Friday, February 14, 2020

No, the 2020 Democratic Nomination Cannot Work Like the 2016 Republican Nomination

It seems like the main response to my claim that Sander's path to the nomination is quite narrow notwithstanding the fact that he received a plurality of the votes in the only two states to vote so far is something along the lines of "what about Trump in 2016?" While I really hate the Trump-Sanders comparisons (Sanders is not the Democrats' Trump for a bunch of reasons), it is true that at this stage in the 2016 primary, it looked like Trump only had support of about a third of the Republican primary vote. So if he ended up with a majority of delegates in the end, why can't Sanders do the same thing?

The reason why is because the Republicans primary runs on different rules than the Democratic primary. While the Democrats assign delegates proportionately, the Republicans mostly use a winner-takes-all system (meaning whoever gets the most votes is assigned all the delegates for the state). Look at the results of the Florida primaries in 2016, for example. Trump received 45.7% of the vote there, but was awarded all 99 delegates. Meanwhile, Clinton received 64.4% of the votes and was allocated 141 of the 214 delegates at stake, which is roughly 65% of the delegate total for the state.

Because the parties use different systems, it is much more likely that Democrats will end up with a contested convention that Republicans.

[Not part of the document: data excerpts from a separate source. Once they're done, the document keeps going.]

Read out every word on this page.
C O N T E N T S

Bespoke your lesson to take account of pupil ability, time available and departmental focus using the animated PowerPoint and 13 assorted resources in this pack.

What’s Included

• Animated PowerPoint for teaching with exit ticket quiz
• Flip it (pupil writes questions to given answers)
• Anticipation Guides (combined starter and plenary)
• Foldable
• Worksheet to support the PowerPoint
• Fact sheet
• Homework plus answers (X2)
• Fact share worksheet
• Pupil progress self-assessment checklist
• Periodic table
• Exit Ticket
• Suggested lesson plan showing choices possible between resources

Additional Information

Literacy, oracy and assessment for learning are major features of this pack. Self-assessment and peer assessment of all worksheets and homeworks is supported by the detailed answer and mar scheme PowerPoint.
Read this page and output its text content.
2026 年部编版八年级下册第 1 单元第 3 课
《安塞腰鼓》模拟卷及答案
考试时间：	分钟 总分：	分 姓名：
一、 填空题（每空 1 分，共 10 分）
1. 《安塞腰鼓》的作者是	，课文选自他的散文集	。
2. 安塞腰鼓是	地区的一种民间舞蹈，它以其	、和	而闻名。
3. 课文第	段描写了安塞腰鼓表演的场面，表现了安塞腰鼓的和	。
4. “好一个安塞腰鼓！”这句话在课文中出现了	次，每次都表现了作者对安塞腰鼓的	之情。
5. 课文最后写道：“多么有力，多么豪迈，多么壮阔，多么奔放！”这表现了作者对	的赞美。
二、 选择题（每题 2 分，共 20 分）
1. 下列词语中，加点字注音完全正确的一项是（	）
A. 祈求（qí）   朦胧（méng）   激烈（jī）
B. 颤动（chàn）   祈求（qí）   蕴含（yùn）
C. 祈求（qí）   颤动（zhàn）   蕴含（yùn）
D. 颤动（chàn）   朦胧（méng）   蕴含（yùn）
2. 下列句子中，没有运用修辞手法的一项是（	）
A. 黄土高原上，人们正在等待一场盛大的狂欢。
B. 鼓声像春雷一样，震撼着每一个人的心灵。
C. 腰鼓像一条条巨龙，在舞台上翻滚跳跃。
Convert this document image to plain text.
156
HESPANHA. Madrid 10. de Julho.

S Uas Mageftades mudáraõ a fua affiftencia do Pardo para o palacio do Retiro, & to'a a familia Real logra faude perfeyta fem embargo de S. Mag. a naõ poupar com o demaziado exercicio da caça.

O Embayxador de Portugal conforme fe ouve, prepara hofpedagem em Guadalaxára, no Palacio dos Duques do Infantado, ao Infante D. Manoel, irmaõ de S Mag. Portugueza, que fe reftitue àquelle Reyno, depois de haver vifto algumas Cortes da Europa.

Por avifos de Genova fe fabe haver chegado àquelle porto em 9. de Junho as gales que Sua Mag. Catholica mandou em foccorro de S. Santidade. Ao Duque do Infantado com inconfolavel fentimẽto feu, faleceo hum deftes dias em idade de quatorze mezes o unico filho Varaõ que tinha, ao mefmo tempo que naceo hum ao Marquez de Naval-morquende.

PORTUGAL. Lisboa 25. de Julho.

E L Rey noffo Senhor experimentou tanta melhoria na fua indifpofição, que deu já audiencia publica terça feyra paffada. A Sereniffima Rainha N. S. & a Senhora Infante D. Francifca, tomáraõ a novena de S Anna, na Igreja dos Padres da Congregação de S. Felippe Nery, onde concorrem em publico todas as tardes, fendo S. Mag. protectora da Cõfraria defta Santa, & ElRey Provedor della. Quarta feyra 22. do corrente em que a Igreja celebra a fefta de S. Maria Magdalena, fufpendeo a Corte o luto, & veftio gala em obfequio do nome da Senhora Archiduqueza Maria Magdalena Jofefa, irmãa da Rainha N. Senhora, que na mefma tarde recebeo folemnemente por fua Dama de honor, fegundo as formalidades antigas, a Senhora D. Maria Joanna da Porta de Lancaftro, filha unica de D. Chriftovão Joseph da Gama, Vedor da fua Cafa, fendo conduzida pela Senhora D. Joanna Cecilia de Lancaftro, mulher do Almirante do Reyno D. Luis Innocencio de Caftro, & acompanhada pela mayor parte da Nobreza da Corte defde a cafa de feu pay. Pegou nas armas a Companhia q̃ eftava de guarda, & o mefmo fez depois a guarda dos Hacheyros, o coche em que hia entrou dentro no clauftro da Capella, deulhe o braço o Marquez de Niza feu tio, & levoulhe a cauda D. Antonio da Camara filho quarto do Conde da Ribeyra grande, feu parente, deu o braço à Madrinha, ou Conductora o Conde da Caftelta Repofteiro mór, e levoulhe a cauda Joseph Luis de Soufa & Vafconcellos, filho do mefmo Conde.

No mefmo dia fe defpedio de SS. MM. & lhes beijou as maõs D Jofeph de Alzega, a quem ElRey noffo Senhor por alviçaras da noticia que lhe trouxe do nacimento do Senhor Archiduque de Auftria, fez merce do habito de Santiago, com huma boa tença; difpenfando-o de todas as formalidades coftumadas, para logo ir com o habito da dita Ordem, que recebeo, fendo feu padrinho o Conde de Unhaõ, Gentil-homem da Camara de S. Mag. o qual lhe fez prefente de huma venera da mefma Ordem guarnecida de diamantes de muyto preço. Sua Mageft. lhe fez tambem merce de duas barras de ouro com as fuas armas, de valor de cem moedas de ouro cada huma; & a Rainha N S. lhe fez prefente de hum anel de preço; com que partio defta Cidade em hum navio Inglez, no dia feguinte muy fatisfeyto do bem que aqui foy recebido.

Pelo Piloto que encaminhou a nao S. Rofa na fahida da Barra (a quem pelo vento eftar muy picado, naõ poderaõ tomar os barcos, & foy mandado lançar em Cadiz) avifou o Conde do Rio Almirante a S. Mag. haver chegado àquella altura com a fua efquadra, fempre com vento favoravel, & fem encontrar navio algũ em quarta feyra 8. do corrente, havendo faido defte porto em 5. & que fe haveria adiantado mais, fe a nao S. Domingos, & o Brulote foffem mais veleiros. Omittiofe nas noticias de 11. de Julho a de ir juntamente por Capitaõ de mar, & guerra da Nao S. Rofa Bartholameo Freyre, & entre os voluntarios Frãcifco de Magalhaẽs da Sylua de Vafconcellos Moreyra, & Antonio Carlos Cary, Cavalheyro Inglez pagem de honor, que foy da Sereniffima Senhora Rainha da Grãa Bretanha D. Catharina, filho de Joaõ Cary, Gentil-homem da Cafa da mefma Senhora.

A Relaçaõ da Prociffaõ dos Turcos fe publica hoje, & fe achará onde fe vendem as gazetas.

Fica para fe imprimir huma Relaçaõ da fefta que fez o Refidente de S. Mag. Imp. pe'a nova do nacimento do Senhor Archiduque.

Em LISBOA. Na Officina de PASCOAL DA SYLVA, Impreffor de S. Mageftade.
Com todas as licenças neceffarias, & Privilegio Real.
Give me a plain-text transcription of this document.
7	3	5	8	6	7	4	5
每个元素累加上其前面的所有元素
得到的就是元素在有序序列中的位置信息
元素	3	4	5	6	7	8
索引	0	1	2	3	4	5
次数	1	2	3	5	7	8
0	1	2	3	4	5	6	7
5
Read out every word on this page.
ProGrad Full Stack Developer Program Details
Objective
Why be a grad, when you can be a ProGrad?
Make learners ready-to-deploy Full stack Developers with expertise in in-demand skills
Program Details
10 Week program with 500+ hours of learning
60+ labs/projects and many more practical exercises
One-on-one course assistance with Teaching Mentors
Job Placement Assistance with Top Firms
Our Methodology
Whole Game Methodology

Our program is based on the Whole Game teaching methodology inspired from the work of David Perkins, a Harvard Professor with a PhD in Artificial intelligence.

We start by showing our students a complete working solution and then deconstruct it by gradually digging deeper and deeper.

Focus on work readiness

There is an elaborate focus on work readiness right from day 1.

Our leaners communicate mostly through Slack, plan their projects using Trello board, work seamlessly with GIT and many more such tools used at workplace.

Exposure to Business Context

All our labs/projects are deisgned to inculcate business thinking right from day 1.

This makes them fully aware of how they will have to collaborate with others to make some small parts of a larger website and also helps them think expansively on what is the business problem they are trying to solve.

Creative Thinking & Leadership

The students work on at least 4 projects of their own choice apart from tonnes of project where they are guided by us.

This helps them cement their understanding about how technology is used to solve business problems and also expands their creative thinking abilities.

Trump could have won a clear majority of the delegates before the convention with only 35% of the vote as long as all of his competitors usually got a lower percentages than he did. If Bernie consistently gets 35% in the current contest, he will end up with roughly 35% of the delegates even if Bernie is always the top vote-getter, with the remaining 65% held by anti-Sanders candidates. The path that Trump used to clinch the nomination in 2016 is not available to Democrats.

For the Democrats to avoid a contested convention, they need either for the contest to become a two-person contest relatively early (as it was in 2016) or to have one candidate dominate all the others through most of the primary fight. For Republicans to avoid a contested convention, they just need one candidate to get more votes than the others in enough delegate-rich states even if that one candidate never comes close to a majority. Because of that difference, Sanders probably won't be able to clinch the nomination before the convention, but he can get enough to force a contested convention. Given the Sanders' people's relationship with the other campaigns, unless they start building bridges soon, I don't see how Sanders wins at the convention.